Radiologist-AI Collaboration for Ischemia Diagnosis in Small-Bowel Obstruction: Multicentric Development and External Validation of a Multimodal Deep Learning Model.
Authors
Affiliations (6)
Affiliations (6)
- Department of Radiology, AP-HP.Sorbonne, Saint Antoine Hospital, 184 Rue du Faubourg Saint-Antoine, 75012, Paris, France. [email protected].
- lLIB, UMR 7371, Université Sorbonne, CNRS, Inserm U114615, rue de l'École de Médecine, rue de l'École de Médecine, 75006, Paris, France. [email protected].
- Department of Radiology, AP-HP.Sorbonne, Saint Antoine Hospital, 184 Rue du Faubourg Saint-Antoine, 75012, Paris, France.
- CVN, CentraleSupélec, INRIA Paris Saclay, Université Paris-Saclay, Gif-Sur-Yvette, France.
- Department of Medical Imaging, Saint Joseph Hospital, 185 rue Raymond Losserand, 75014, Paris, France.

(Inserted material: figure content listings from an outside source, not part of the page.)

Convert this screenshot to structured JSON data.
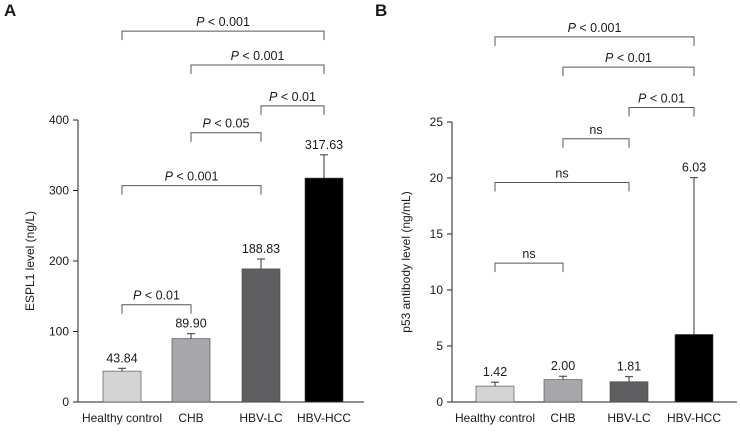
{
  "chart_data": [
    {
      "panel": "A",
      "type": "bar",
      "ylabel": "ESPL1 level (ng/L)",
      "ylim": [
        0,
        400
      ],
      "yticks": [
        0,
        100,
        200,
        300,
        400
      ],
      "categories": [
        "Healthy control",
        "CHB",
        "HBV-LC",
        "HBV-HCC"
      ],
      "values": [
        43.84,
        89.9,
        188.83,
        317.63
      ],
      "value_labels": [
        "43.84",
        "89.90",
        "188.83",
        "317.63"
      ],
      "errors": [
        4,
        7,
        14,
        33
      ],
      "colors": [
        "#d4d4d4",
        "#a7a7ab",
        "#5f5f61",
        "#000000"
      ],
      "comparisons": [
        {
          "from": 0,
          "to": 1,
          "label_prefix": "P",
          "label": " < 0.01",
          "y": 138
        },
        {
          "from": 0,
          "to": 2,
          "label_prefix": "P",
          "label": " < 0.001",
          "y": 307
        },
        {
          "from": 1,
          "to": 2,
          "label_prefix": "P",
          "label": " < 0.05",
          "y": 382
        },
        {
          "from": 2,
          "to": 3,
          "label_prefix": "P",
          "label": " < 0.01",
          "y": 420
        },
        {
          "from": 1,
          "to": 3,
          "label_prefix": "P",
          "label": " < 0.001",
          "y": 478
        },
        {
          "from": 0,
          "to": 3,
          "label_prefix": "P",
          "label": " < 0.001",
          "y": 526
        }
      ]
    },
    {
      "panel": "B",
      "type": "bar",
      "ylabel": "p53 antibody level (ng/mL)",
      "ylim": [
        0,
        25
      ],
      "yticks": [
        0,
        5,
        10,
        15,
        20,
        25
      ],
      "categories": [
        "Healthy control",
        "CHB",
        "HBV-LC",
        "HBV-HCC"
      ],
      "values": [
        1.42,
        2.0,
        1.81,
        6.03
      ],
      "value_labels": [
        "1.42",
        "2.00",
        "1.81",
        "6.03"
      ],
      "errors": [
        0.35,
        0.3,
        0.45,
        14.0
      ],
      "colors": [
        "#d4d4d4",
        "#a7a7ab",
        "#5f5f61",
        "#000000"
      ],
      "comparisons": [
        {
          "from": 0,
          "to": 1,
          "label_prefix": "",
          "label": "ns",
          "y": 12.4
        },
        {
          "from": 0,
          "to": 2,
          "label_prefix": "",
          "label": "ns",
          "y": 19.6
        },
        {
          "from": 1,
          "to": 2,
          "label_prefix": "",
          "label": "ns",
          "y": 23.5
        },
        {
          "from": 2,
          "to": 3,
          "label_prefix": "P",
          "label": " < 0.01",
          "y": 26.3
        },
        {
          "from": 1,
          "to": 3,
          "label_prefix": "P",
          "label": " < 0.01",
          "y": 29.9
        },
        {
          "from": 0,
          "to": 3,
          "label_prefix": "P",
          "label": " < 0.001",
          "y": 32.6
        }
      ]
    }
  ]
}
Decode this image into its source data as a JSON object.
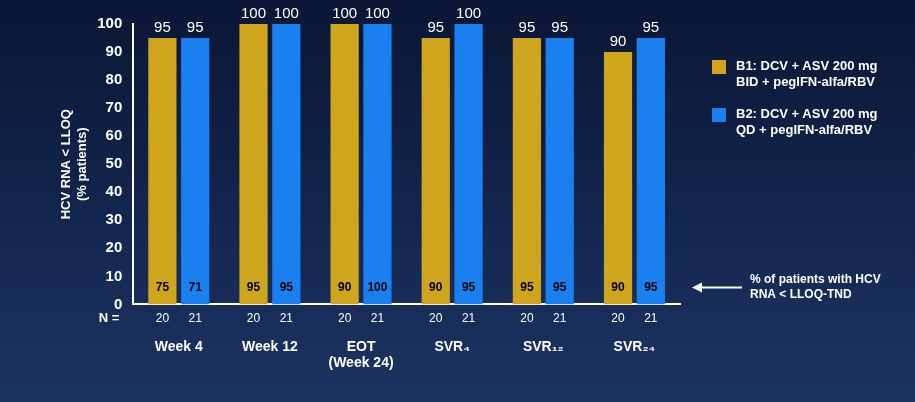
{
  "chart_data": {
    "type": "bar",
    "y_label": [
      "HCV RNA < LLOQ",
      "(% patients)"
    ],
    "categories": [
      "Week 4",
      "Week 12",
      [
        "EOT",
        "(Week 24)"
      ],
      "SVR₄",
      "SVR₁₂",
      "SVR₂₄"
    ],
    "series": [
      {
        "name": "B1: DCV + ASV 200 mg BID + pegIFN-alfa/RBV",
        "color": "#cfa51e",
        "values": [
          95,
          100,
          100,
          95,
          95,
          90
        ],
        "tnd_values": [
          75,
          95,
          90,
          90,
          95,
          90
        ],
        "n": [
          20,
          20,
          20,
          20,
          20,
          20
        ]
      },
      {
        "name": "B2: DCV + ASV 200 mg QD + pegIFN-alfa/RBV",
        "color": "#1a80f0",
        "values": [
          95,
          100,
          100,
          100,
          95,
          95
        ],
        "tnd_values": [
          71,
          95,
          100,
          95,
          95,
          95
        ],
        "n": [
          21,
          21,
          21,
          21,
          21,
          21
        ]
      }
    ],
    "n_label": "N =",
    "annotation": "% of patients with HCV RNA < LLOQ-TND",
    "ylim": [
      0,
      100
    ],
    "yticks": [
      0,
      10,
      20,
      30,
      40,
      50,
      60,
      70,
      80,
      90,
      100
    ],
    "grid": false,
    "legend": "right",
    "data_labels": true
  }
}
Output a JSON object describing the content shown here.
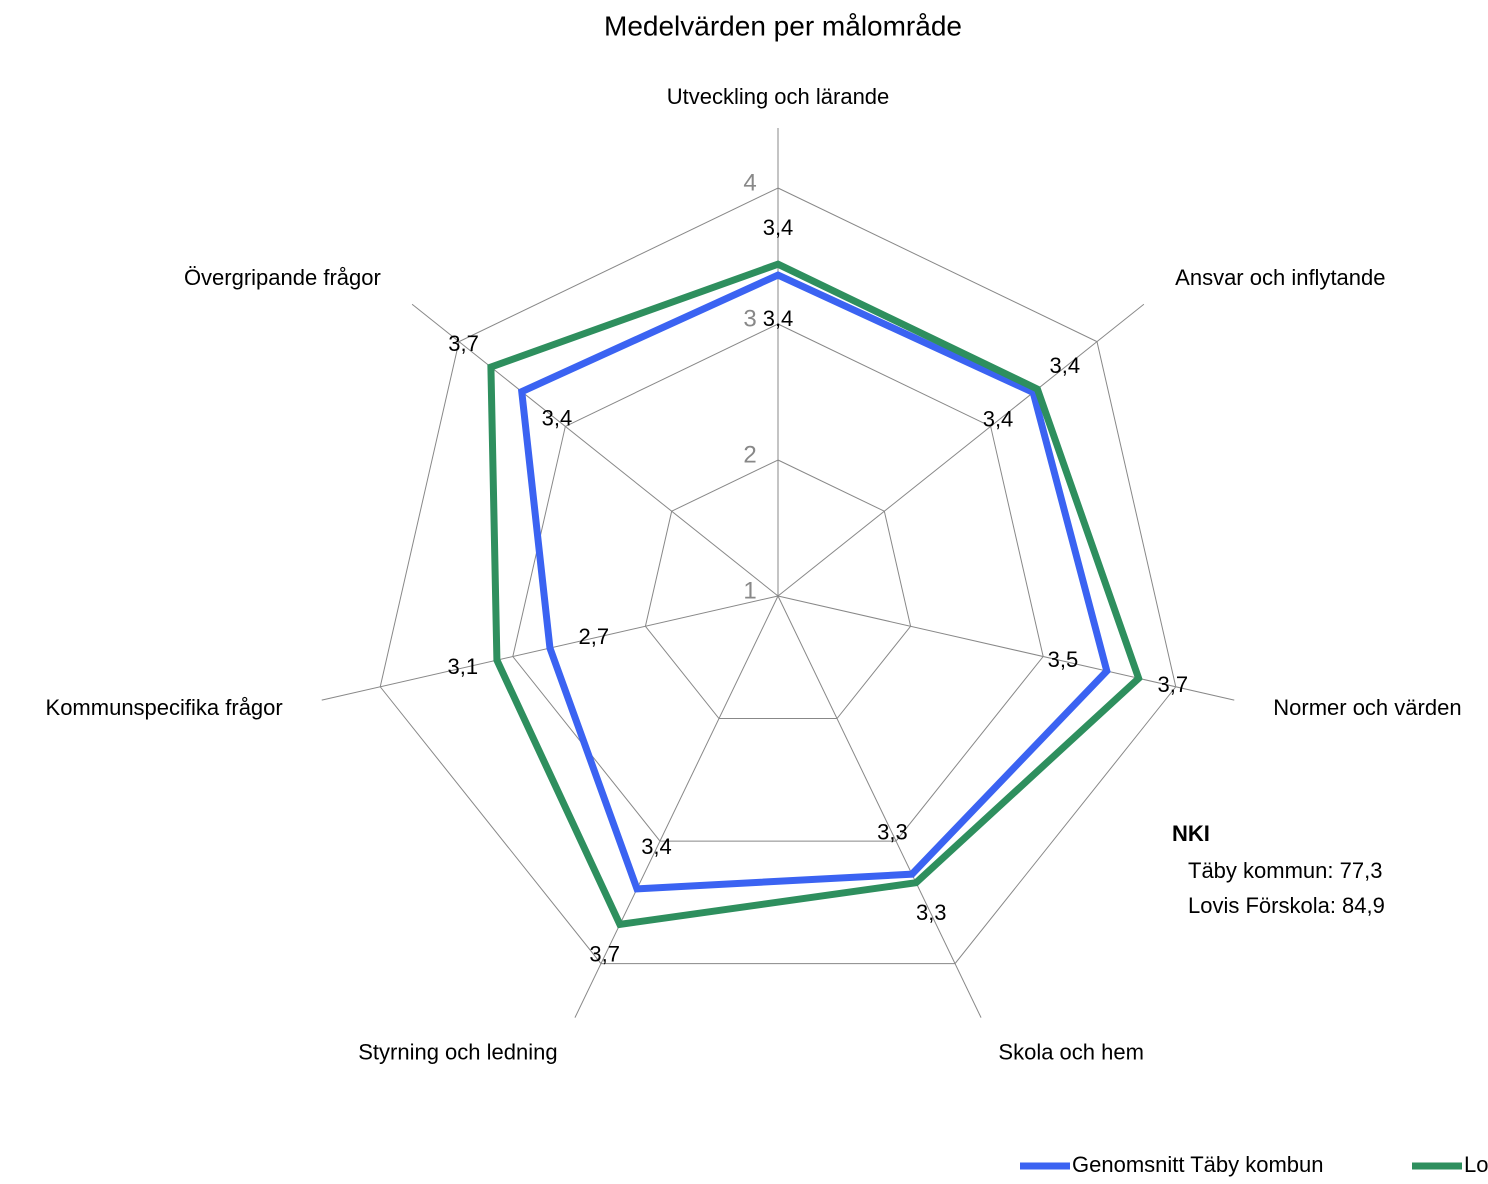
{
  "chart_data": {
    "type": "radar",
    "title": "Medelvärden per målområde",
    "categories": [
      "Utveckling och lärande",
      "Ansvar och inflytande",
      "Normer och värden",
      "Skola och hem",
      "Styrning och ledning",
      "Kommunspecifika frågor",
      "Övergripande frågor"
    ],
    "series": [
      {
        "name": "Genomsnitt Täby kombun",
        "color": "#3b63f2",
        "values": [
          3.36,
          3.4,
          3.48,
          3.27,
          3.39,
          2.72,
          3.41
        ],
        "value_labels": [
          "3,4",
          "3,4",
          "3,5",
          "3,3",
          "3,4",
          "2,7",
          "3,4"
        ]
      },
      {
        "name": "Lovis Förskola",
        "color": "#2e8f5e",
        "values": [
          3.44,
          3.44,
          3.72,
          3.34,
          3.68,
          3.12,
          3.7
        ],
        "value_labels": [
          "3,4",
          "3,4",
          "3,7",
          "3,3",
          "3,7",
          "3,1",
          "3,7"
        ]
      }
    ],
    "rlim": [
      1,
      4
    ],
    "rticks": [
      1,
      2,
      3,
      4
    ],
    "annotations": [
      "NKI",
      "Täby kommun:  77,3",
      "Lovis Förskola:  84,9"
    ]
  }
}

- lLIB, UMR 7371, Université Sorbonne, CNRS, Inserm U114615, rue de l'École de Médecine, rue de l'École de Médecine, 75006, Paris, France.
Abstract
This study aims to develop and externally validate a multimodal AI model for detecting ischemia complicating small-bowel obstruction (SBO). We combined 3D CT data with routine laboratory markers (C-reactive protein, neutrophil count) and, optionally, radiology report indication/history text. From two centers, 1350 CT examinations were curated; 771 confirmed SBO scans were used for model development with patient-level splits. Ischemia labels were defined by surgical confirmation within 24 h of imaging. Models (MViT, ResNet-101, DaViT) were trained as unimodal and multimodal variants. External testing was used for 66 independent cases from a third center. Four radiologists (two residents and two experts) read the test set with and without AI assistance. Performance was assessed using AUC, sensitivity, specificity, and 95% bootstrap confidence intervals; predictions included a confidence score. The image-plus-laboratory model performed best on external testing (AUC 0.69 [0.59-0.79], sensitivity 0.89 [0.76-1.00], and specificity 0.44 [0.35-0.54]). Adding report text improved internal validation but did not generalize externally; image + text and full multimodal variants did not exceed image + laboratory performance. Across readers, baseline AUC ranged from 0.496 [0.361-0.640] to 0.745 [0.589-0.875] and increased with reader experience. With AI assistance, AUC ranged from 0.565 [0.419-0.717] to 0.845 [0.714-0.952] and from 0.519 [0.373-0.669] to 0.845 [0.708-0.954] when confidence scores were displayed, showing consistent but non-significant changes whatever the experience level. A multimodal model combining CT and lab data surpassed unimodal approaches for 24-h ischemia detection; as a triage-support tool, it showed a consistent but non-significant improvement in radiologist performance.